The science department of Harvard University seems to think so. Their study, titled Universality and Diversity in Human Song, explains that ethnographic text and audio recordings map out universals in world music.


Without a doubt, there is a worldwide love of music encompassing a wide variety of differing tastes, whether you’re a fan of the chart-topping pop hits of Taylor Swift or a diehard death metal listener. Clearly, music can be seen as a means of expression, communication and entertainment, bringing together individual groups of people and even whole societies.


Notably, some of these factors seem reminiscent of languages. Indeed, both music and languages use sound to affect our emotions, bring us together and they can even be read and be written. All of these attributes act as the binding glue of our country, allowing us to share feelings, raise our voices and form and develop relationships with those closest to us.

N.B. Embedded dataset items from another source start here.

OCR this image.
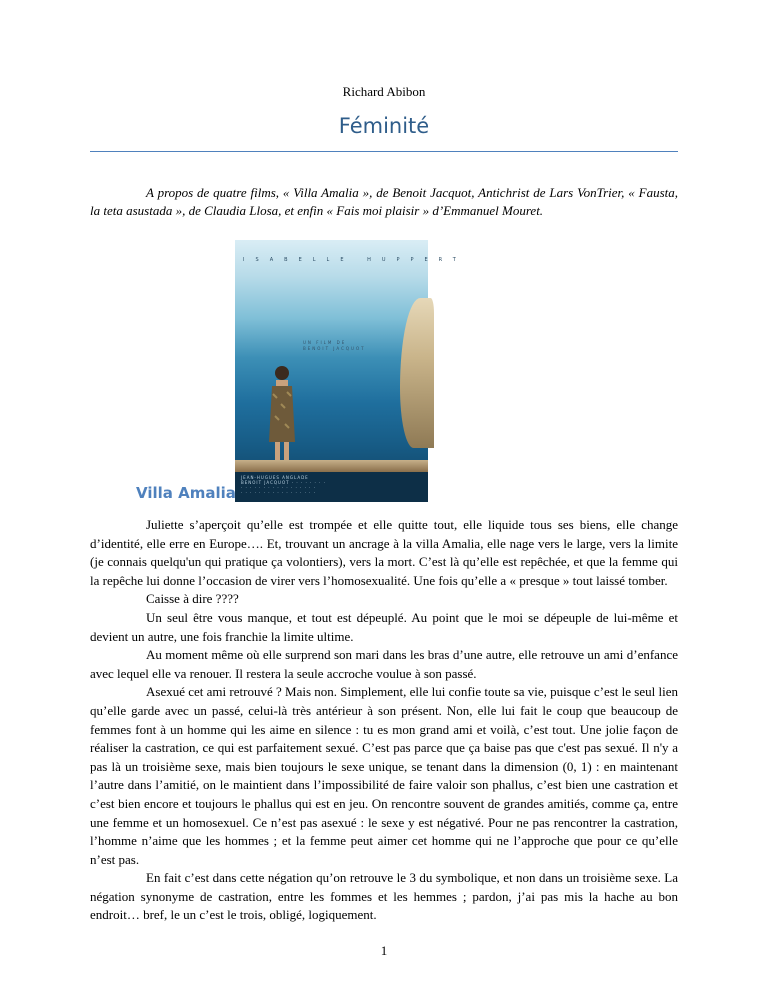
Richard Abibon
Féminité
A propos de quatre films, « Villa Amalia », de Benoit Jacquot, Antichrist de Lars VonTrier, « Fausta, la teta asustada », de Claudia Llosa, et enfin « Fais moi plaisir » d’Emmanuel Mouret.
ISABELLE HUPPERT
UN FILM DE
BENOIT JACQUOT
JEAN-HUGUES ANGLADE
BENOIT JACQUOT · · · · · · · ·
· · · · · · · · · · · · · · · · ·
· · · · · · · · · · · · · · · · ·
Villa Amalia

Juliette s’aperçoit qu’elle est trompée et elle quitte tout, elle liquide tous ses biens, elle change d’identité, elle erre en Europe…. Et, trouvant un ancrage à la villa Amalia, elle nage vers le large, vers la limite (je connais quelqu'un qui pratique ça volontiers), vers la mort. C’est là qu’elle est repêchée, et que la femme qui la repêche lui donne l’occasion de virer vers l’homosexualité. Une fois qu’elle a « presque » tout laissé tomber.

Caisse à dire ????

Un seul être vous manque, et tout est dépeuplé. Au point que le moi se dépeuple de lui-même et devient un autre, une fois franchie la limite ultime.

Au moment même où elle surprend son mari dans les bras d’une autre, elle retrouve un ami d’enfance avec lequel elle va renouer. Il restera la seule accroche voulue à son passé.

Asexué cet ami retrouvé ? Mais non. Simplement, elle lui confie toute sa vie, puisque c’est le seul lien qu’elle garde avec un passé, celui-là très antérieur à son présent. Non, elle lui fait le coup que beaucoup de femmes font à un homme qui les aime en silence : tu es mon grand ami et voilà, c’est tout. Une jolie façon de réaliser la castration, ce qui est parfaitement sexué. C’est pas parce que ça baise pas que c'est pas sexué. Il n'y a pas là un troisième sexe, mais bien toujours le sexe unique, se tenant dans la dimension (0, 1) : en maintenant l’autre dans l’amitié, on le maintient dans l’impossibilité de faire valoir son phallus, c’est bien une castration et c’est bien encore et toujours le phallus qui est en jeu. On rencontre souvent de grandes amitiés, comme ça, entre une femme et un homosexuel. Ce n’est pas asexué : le sexe y est négativé. Pour ne pas rencontrer la castration, l’homme n’aime que les hommes ; et la femme peut aimer cet homme qui ne l’approche que pour ce qu’elle n’est pas.

En fait c’est dans cette négation qu’on retrouve le 3 du symbolique, et non dans un troisième sexe. La négation synonyme de castration, entre les fommes et les hemmes ; pardon, j’ai pas mis la hache au bon endroit… bref, le un c’est le trois, obligé, logiquement.

1
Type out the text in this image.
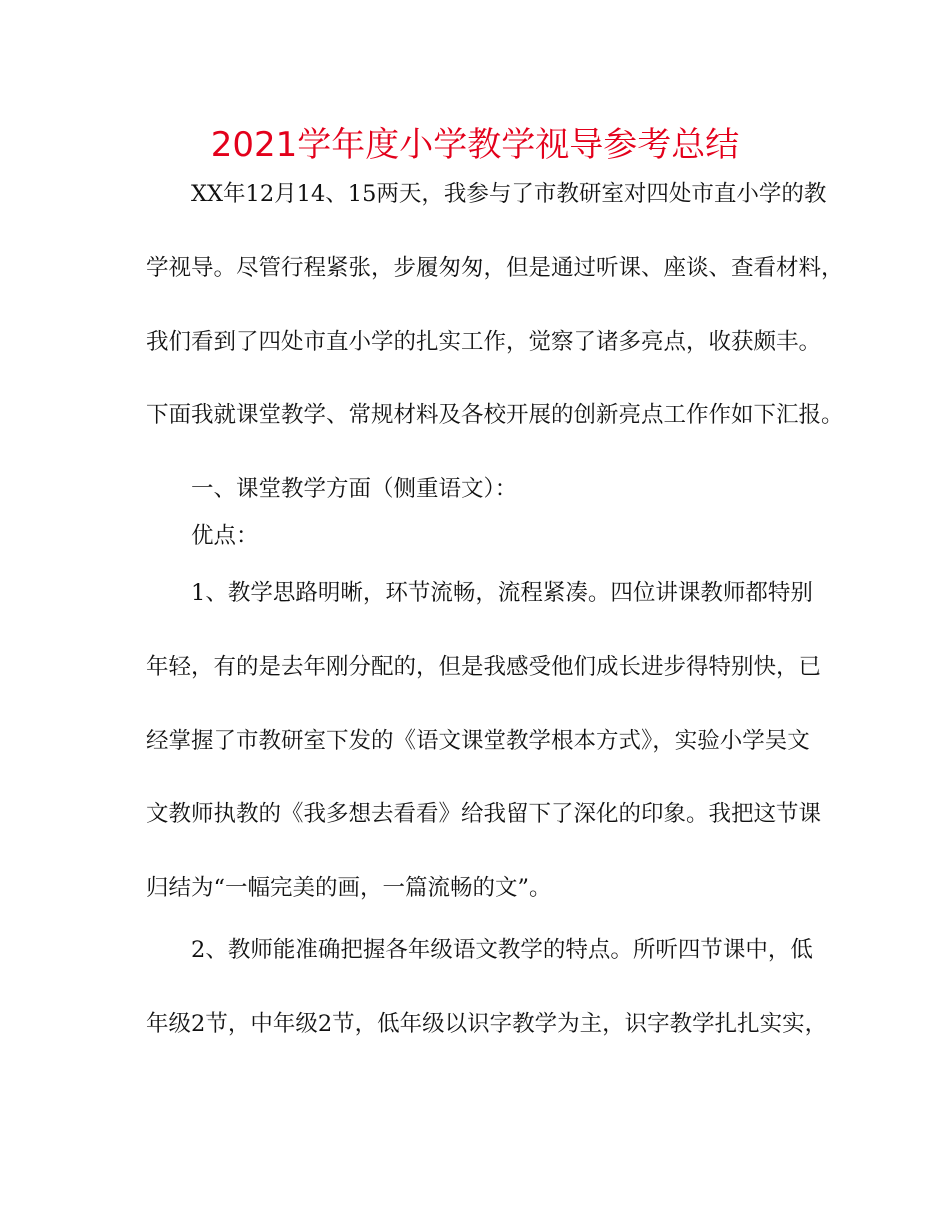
2021学年度小学教学视导参考总结
XX年12月14、15两天，我参与了市教研室对四处市直小学的教
学视导。尽管行程紧张，步履匆匆，但是通过听课、座谈、查看材料，
我们看到了四处市直小学的扎实工作，觉察了诸多亮点，收获颇丰。
下面我就课堂教学、常规材料及各校开展的创新亮点工作作如下汇报。
一、课堂教学方面（侧重语文）：
优点：
1、教学思路明晰，环节流畅，流程紧凑。四位讲课教师都特别
年轻，有的是去年刚分配的，但是我感受他们成长进步得特别快，已
经掌握了市教研室下发的《语文课堂教学根本方式》，实验小学吴文
文教师执教的《我多想去看看》给我留下了深化的印象。我把这节课
归结为“一幅完美的画，一篇流畅的文”。
2、教师能准确把握各年级语文教学的特点。所听四节课中，低
年级2节，中年级2节，低年级以识字教学为主，识字教学扎扎实实，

Given the overwhelming societal benefits of learning music, why is it that as of 2022 there has been a net 14-year decline in A-level music entries in the UK? Perhaps it is the result of an unnecessary focus on perfecting a specific musical instrument, after all, music doesn’t have to be understood to be effective. Thinking back to when you learned your first language as a baby, (an impossible task, but useful for this thought experiment) nobody was demanding you to speak the language perfectly. Babies are allowed to make mistakes while learning their first language, in fact, it is these mistakes which are often lauded, being seen as endearing and adorable.

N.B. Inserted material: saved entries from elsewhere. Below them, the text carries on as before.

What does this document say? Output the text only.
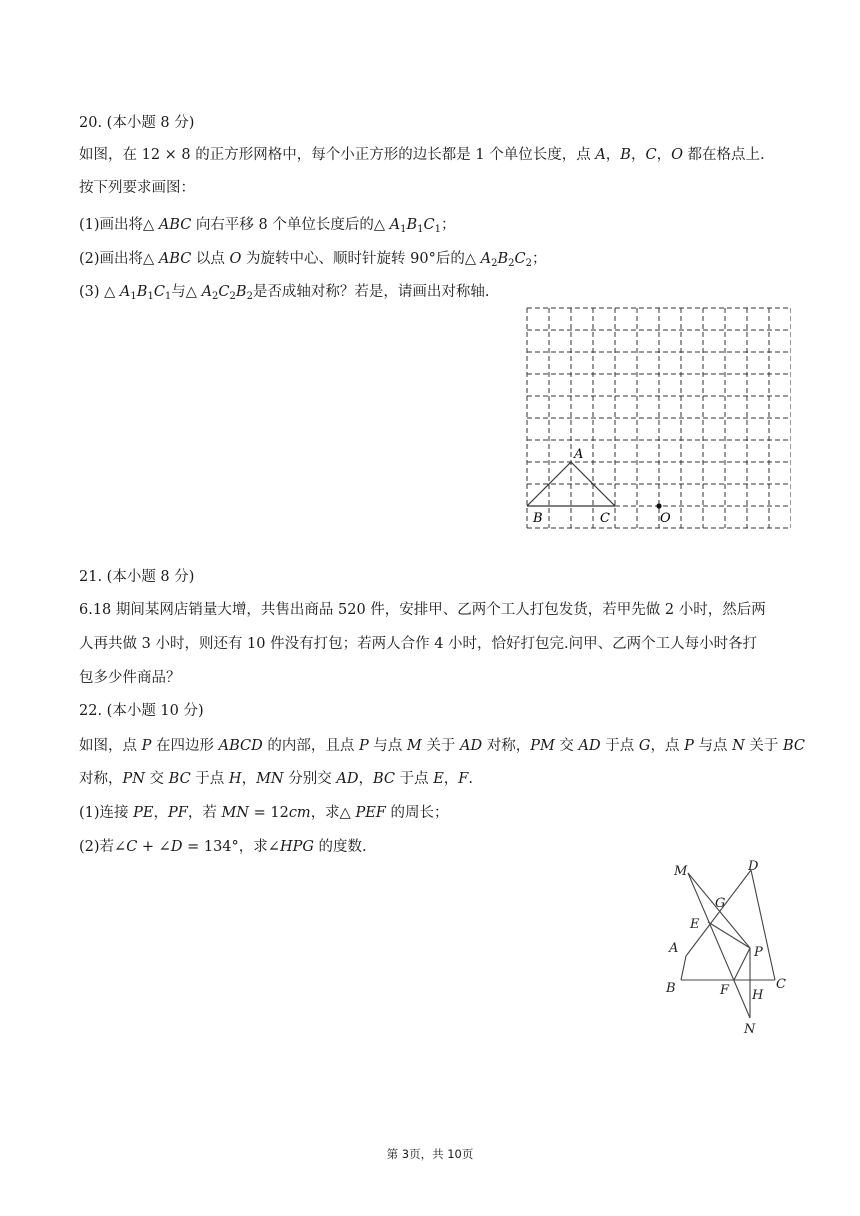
20. (本小题 8 分)
如图，在 12 × 8 的正方形网格中，每个小正方形的边长都是 1 个单位长度，点 A，B，C，O 都在格点上.
按下列要求画图：
(1)画出将△ ABC 向右平移 8 个单位长度后的△ $A_1B_1C_1$；
(2)画出将△ ABC 以点 O 为旋转中心、顺时针旋转 90°后的△ $A_2B_2C_2$；
(3) △ $A_1B_1C_1$与△ $A_2C_2B_2$是否成轴对称？若是，请画出对称轴.
A
B	C	O
21. (本小题 8 分)
6.18 期间某网店销量大增，共售出商品 520 件，安排甲、乙两个工人打包发货，若甲先做 2 小时，然后两
人再共做 3 小时，则还有 10 件没有打包；若两人合作 4 小时，恰好打包完.问甲、乙两个工人每小时各打
包多少件商品？
22. (本小题 10 分)
如图，点 P 在四边形 ABCD 的内部，且点 P 与点 M 关于 AD 对称，PM 交 AD 于点 G，点 P 与点 N 关于 BC
对称，PN 交 BC 于点 H，MN 分别交 AD，BC 于点 E，F.
(1)连接 PE，PF，若 MN = 12cm，求△ PEF 的周长；
(2)若∠C + ∠D = 134°，求∠HPG 的度数.
M	D
G
E
A	P
B	F H
C
N
第 3页，共 10页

If approached the same way to babies learning a language, music could be learnt faster as there would be greater focus on enjoyment as opposed to perfection. In a linguistic context, perhaps music teachers are only telling their students what they are supposed to say rather than asking them what they want to say. 


As I currently struggle to learn guitar, I am reminded that by embracing my mistakes (and trust me, there are a lot), the same way I would in my French A-level, I will ultimately progress further. To anyone who is debating whether to pick up a musical instrument for the first time I would say to go for it – you may sound really, really awful at first, but the end result is a lifelong skill, a shared passion and maybe even a universal language!